Cal and I hadn’t talked to each other like this in years. This was how we always used to interact when we were younger. Me, belligerent and impulsive and borderline self-destructive. And Cal constantly trying to undo the damage I’d done, trying to get me to see the error of my ways, frustration boiling over when I didn’t listen. But with Junie’s arrival our dynamic had shifted. Having a child made me vulnerable in a way I’d never felt before. Growing up, I hadn’t cared what happened to me. But Junie needed me. So I took Cal’s protection, his concerns, and cocooned both Junie and myself inside them like Bubble Wrap. I wondered if the other night, Cal drunk in the bar, slurring his words and speaking truths about our childhood, had knocked something loose between us. Grief spilling over and turning us back into the past versions of ourselves.

“What did he say when you asked him about Izzy?”

Cal sank down onto the couch next to me and threw his head back, closed his eyes. “Not much. He tried denying it at first, but we kept pressing him.”

“You and Land?”

“Mmm-hmm. Eventually he said they’d been flirting a little bit, but that it hadn’t progressed beyond the talking stage.”

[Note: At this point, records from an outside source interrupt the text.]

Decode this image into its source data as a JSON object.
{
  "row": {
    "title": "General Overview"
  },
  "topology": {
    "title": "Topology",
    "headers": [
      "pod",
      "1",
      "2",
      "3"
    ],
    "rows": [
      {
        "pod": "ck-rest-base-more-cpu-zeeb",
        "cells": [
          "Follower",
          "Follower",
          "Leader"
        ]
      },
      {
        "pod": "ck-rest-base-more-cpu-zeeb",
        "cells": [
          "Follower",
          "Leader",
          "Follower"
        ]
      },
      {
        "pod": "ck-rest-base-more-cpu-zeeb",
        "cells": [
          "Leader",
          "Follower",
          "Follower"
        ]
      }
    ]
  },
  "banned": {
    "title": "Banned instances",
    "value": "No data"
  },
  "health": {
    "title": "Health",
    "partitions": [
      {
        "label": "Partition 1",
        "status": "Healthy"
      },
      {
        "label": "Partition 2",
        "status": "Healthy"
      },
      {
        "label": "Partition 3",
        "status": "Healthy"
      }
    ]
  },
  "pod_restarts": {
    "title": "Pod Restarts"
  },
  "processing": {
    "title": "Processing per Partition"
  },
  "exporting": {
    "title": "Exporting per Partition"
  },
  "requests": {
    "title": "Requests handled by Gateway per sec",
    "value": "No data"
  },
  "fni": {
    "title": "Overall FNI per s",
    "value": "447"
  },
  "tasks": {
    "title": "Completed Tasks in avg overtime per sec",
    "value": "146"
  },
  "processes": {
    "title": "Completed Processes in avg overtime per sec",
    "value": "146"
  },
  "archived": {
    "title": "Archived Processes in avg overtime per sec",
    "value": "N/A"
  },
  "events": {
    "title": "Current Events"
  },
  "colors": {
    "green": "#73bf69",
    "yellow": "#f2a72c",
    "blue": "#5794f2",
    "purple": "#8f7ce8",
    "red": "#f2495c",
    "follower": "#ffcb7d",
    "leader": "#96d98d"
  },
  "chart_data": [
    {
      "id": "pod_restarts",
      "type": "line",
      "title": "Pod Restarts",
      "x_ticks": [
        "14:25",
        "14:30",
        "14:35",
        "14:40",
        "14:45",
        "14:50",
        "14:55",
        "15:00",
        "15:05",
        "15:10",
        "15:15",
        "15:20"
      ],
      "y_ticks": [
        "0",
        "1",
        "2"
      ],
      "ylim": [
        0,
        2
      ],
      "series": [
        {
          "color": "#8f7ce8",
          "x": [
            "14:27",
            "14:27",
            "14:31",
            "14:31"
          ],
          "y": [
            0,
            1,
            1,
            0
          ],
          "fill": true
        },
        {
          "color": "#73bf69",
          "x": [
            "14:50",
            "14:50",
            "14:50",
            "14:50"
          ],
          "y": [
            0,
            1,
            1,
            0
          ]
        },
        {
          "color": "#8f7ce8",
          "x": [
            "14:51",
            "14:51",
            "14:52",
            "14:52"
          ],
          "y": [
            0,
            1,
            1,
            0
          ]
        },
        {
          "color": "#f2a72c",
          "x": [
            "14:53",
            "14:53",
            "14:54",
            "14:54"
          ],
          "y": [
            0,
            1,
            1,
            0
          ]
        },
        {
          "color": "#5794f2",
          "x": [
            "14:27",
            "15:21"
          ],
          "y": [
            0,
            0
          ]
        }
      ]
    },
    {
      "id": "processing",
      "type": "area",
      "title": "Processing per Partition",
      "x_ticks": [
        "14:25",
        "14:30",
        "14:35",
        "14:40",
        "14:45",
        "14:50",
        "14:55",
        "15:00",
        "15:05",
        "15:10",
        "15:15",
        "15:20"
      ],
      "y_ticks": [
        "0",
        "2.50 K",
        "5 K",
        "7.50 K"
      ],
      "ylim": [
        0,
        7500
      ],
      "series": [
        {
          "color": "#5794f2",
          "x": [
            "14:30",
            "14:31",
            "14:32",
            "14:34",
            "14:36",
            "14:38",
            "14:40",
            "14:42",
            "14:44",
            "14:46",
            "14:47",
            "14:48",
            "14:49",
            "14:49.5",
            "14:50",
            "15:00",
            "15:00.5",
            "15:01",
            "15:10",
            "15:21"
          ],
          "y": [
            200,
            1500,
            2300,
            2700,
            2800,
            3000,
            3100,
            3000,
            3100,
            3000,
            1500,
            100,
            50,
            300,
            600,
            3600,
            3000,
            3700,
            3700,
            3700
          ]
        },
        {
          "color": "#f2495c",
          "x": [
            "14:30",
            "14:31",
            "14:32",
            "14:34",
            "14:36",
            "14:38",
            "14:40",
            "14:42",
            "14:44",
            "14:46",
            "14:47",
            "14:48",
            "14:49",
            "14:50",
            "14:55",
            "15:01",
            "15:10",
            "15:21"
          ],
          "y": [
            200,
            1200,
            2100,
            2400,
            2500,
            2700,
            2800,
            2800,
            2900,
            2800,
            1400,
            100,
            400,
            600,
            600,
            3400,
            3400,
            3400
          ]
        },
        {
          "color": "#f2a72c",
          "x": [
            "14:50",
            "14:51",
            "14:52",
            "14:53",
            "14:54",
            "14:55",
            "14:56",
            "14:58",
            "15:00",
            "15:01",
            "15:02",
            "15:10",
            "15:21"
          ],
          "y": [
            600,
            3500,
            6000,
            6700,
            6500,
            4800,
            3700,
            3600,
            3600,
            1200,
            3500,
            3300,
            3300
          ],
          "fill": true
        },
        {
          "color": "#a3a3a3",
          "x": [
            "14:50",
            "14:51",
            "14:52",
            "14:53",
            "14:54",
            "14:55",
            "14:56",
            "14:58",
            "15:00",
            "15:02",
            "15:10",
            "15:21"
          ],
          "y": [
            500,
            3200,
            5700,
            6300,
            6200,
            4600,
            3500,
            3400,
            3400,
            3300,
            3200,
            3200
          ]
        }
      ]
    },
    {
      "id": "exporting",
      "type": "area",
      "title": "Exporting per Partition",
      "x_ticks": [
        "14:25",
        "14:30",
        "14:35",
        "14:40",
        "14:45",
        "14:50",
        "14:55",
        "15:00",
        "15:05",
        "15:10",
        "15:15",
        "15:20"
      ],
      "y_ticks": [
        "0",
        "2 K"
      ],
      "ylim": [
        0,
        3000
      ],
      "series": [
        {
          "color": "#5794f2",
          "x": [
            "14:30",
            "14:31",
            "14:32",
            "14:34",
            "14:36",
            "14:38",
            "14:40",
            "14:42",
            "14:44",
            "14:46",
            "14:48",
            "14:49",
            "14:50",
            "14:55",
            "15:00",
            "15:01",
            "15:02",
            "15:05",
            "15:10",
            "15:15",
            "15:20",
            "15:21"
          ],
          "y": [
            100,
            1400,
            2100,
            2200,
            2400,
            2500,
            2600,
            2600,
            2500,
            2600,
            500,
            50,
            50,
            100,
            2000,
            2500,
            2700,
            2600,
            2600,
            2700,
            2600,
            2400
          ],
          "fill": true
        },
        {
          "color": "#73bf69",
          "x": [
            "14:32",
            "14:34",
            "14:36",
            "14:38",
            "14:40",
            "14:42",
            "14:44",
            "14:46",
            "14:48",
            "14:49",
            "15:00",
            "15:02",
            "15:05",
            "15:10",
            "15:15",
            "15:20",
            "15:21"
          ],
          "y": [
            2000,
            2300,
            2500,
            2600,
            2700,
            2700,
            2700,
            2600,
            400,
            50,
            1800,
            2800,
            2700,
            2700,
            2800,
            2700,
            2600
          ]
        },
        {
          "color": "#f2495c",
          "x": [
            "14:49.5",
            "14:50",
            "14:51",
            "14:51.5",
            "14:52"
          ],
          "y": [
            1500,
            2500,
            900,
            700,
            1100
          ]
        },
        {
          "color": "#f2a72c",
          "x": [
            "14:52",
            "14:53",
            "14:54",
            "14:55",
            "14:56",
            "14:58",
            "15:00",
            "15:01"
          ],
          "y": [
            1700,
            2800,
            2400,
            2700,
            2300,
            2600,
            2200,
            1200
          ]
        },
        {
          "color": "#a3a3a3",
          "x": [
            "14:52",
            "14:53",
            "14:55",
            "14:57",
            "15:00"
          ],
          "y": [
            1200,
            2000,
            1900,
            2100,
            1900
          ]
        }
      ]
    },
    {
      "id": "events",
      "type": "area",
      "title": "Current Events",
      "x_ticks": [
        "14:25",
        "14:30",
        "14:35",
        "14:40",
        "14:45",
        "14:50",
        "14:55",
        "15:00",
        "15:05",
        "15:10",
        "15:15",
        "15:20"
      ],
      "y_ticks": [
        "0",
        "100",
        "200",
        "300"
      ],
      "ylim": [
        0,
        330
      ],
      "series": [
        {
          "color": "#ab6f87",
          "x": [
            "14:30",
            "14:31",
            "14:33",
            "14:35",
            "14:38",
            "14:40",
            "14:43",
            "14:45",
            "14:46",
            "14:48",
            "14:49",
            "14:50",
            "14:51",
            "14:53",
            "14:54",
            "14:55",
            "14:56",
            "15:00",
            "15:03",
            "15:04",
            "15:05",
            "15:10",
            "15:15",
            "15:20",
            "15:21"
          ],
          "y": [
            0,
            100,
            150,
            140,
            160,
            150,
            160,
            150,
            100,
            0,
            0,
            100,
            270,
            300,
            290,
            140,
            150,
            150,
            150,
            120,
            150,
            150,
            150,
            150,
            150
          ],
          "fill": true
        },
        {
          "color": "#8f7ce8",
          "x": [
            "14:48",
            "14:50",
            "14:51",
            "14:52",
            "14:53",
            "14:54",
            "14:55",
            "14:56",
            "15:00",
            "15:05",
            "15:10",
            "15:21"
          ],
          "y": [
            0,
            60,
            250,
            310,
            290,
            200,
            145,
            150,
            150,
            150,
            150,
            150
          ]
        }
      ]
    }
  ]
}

I shifted to look at him. “You believe that?”

Cal opened his eyes. “No. But just because he was screwing around with her doesn’t mean he killed her.”

“What did you think, though, when you talked to him?”

Cal sighed. “Who the hell knows with a guy like that? He lied as easy as breathing. Pretty much every word out of his mouth was designed to cover his own ass.” He took a step closer to me. “We got the text messages off Izzy’s phone.”

“What? When? What did they say?”

“Slow down,” Cal said. “The only one that stood out came the day they died. Whoever it was texted her that morning. Told her to meet him at the park. Neither one of them mentioned Junie being there.” He gave a helpless shrug. “I’m assuming it’s a he, for now.”

“It was someone Izzy knew?” I asked. It should have been a relief. The line between a killer and his victims running straight through the Logans’ daughter and not mine. But I didn’t trust the feeling, my gut still churning, telling me Junie was a part of what happened, somehow.

“Apparently.”

“Did the text say anything about money?”

Cal’s brow furrowed. “Money? Like blackmail? What do you mean?”

I stood up, gathered a few dirty glasses from the coffee table. “I don’t know what I mean.” I walked toward the kitchen and set the glasses in the sink. “Someone mentioned maybe money was at the root of all this.” I concentrated on running some water, squirting a little dish soap.

“Who is someone?” Cal called, and I regretted saying anything because as soon as Jimmy Ray’s name left my lips, all rational conversation was going to end. “Who, Evie?” Cal asked again, getting up and looming in the doorway to the kitchen. When I didn’t answer, Cal smacked a hand against the doorjamb. “It was fucking Jimmy Ray, wasn’t it? That piece of shit. When did you talk to him?”

“He was here tonight, earlier.”

All the bluster went out of Cal, and he stepped closer, put a gentle hand on my arm. “Did he hurt you?”